Moreover, the county’s characterization of its obligation to finance the wife’s legal representation, when counsel is assigned pursuant to Family Court Act § 262, as "secondary” to that of the appellant and that the appellant, due to the parental relationship, was primarily obligated to do so under Domestic Relations Law § 237 (b), would result in an unduly narrow interpretation of the objectives to be achieved by the enactment of Family Court Act § 262. There is nothing to indicate that Family Court Act § 262 was primarily intended as a substitute for or a means of supplementing an award of counsel fees pursuant to Domestic Relations Law § 237 (b).

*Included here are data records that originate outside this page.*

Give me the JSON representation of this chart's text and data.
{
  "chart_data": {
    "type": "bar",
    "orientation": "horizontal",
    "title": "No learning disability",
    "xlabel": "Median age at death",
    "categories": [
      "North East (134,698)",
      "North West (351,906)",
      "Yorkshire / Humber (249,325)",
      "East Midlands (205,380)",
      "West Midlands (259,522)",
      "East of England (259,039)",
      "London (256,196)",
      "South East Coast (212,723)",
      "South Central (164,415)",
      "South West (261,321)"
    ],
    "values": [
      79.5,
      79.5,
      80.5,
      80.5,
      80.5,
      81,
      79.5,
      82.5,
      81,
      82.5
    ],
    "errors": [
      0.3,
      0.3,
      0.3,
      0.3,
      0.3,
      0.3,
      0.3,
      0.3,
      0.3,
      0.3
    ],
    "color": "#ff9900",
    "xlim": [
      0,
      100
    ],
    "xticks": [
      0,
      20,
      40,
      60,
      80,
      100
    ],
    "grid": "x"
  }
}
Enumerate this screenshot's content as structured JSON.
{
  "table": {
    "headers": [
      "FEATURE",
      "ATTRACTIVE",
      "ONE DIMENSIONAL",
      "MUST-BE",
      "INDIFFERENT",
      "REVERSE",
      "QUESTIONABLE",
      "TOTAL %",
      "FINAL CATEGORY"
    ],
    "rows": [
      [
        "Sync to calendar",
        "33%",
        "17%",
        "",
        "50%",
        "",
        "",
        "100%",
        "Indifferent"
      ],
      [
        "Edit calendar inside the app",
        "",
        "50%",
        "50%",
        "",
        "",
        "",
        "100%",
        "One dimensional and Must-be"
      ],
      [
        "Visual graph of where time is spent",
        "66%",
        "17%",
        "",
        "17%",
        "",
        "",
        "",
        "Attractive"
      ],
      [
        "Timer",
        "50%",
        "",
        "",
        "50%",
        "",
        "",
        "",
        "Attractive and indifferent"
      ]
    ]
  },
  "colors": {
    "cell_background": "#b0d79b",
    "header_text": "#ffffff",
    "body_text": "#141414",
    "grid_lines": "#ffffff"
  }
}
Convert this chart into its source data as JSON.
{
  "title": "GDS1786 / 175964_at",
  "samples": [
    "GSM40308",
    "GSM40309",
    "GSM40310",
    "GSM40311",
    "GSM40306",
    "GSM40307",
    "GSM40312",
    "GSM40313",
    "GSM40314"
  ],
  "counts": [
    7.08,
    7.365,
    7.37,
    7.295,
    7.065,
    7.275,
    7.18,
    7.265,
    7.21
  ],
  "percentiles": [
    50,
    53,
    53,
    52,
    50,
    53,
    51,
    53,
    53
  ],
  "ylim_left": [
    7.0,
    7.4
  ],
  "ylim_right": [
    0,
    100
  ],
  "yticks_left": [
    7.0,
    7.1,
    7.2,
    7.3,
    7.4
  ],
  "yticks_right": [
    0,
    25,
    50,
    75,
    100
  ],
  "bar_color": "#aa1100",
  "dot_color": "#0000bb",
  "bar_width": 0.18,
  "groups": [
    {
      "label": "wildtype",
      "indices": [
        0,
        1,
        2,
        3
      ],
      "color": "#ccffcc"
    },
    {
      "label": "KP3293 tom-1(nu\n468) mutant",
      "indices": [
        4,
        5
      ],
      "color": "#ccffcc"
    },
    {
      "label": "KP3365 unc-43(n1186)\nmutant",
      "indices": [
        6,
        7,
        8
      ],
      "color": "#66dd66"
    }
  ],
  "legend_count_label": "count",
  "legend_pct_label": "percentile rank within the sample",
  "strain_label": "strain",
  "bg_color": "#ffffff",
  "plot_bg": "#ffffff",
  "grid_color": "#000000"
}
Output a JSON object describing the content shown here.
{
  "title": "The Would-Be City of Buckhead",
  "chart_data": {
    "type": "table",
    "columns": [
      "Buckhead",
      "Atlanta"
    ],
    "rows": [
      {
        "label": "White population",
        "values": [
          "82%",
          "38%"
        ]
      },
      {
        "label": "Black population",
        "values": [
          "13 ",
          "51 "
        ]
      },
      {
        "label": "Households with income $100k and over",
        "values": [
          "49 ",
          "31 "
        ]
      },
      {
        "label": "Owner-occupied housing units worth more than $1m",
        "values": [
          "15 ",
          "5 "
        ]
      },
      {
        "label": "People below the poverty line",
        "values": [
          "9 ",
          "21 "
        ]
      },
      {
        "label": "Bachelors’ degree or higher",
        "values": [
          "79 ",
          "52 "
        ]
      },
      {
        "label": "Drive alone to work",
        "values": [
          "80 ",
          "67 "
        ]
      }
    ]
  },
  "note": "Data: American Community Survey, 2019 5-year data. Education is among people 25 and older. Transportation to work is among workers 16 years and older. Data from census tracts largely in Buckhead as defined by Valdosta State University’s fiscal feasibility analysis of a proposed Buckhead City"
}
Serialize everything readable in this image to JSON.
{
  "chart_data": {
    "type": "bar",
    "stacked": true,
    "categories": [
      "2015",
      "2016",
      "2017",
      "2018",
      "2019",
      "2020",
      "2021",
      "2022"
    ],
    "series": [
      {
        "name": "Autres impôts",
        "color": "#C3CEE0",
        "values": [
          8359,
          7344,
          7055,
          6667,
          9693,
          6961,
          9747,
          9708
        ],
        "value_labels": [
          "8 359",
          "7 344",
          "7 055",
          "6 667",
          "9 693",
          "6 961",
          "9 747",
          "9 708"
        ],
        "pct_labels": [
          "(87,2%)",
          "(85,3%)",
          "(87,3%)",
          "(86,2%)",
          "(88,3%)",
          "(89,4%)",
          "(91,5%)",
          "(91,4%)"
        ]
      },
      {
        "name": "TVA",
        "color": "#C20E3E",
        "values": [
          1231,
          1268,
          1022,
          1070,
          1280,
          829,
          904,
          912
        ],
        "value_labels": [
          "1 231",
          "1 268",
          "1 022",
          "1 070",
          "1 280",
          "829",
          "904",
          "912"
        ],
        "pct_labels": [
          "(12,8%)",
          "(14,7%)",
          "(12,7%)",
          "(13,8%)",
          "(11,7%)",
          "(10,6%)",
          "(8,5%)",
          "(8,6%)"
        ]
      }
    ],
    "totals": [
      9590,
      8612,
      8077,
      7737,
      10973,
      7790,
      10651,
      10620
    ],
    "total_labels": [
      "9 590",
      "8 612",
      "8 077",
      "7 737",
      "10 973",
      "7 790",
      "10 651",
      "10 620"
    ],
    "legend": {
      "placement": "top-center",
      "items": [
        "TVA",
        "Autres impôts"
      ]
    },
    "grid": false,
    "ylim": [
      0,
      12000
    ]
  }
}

The legislative findings and purpose of Family Court Act § 262, as set forth in Family Court Act § 261, evidence the recognition of a more far-reaching obligation. Family Court
Finally, even if the Family Court’s order of reimbursement were supported by statute, the manner in which the award was made would require its reversal. The court, in ordering full reimbursement, ruled sua sponte from the Bench without notice to the appellant, and, apparently, without knowing what the total amount of the reimbursement would be. There was no attempt to formally examine the appellant’s ability to pay and, moreover, the appellant was not afforded the opportunity to submit evidence with respect to his financial status. Nor was there any evidence submitted with respect to the time charges and other expenses incurred by the wife’s assigned counsel. Mollen, P. J., Lazer, Weinstein and Rubin, JJ., concur.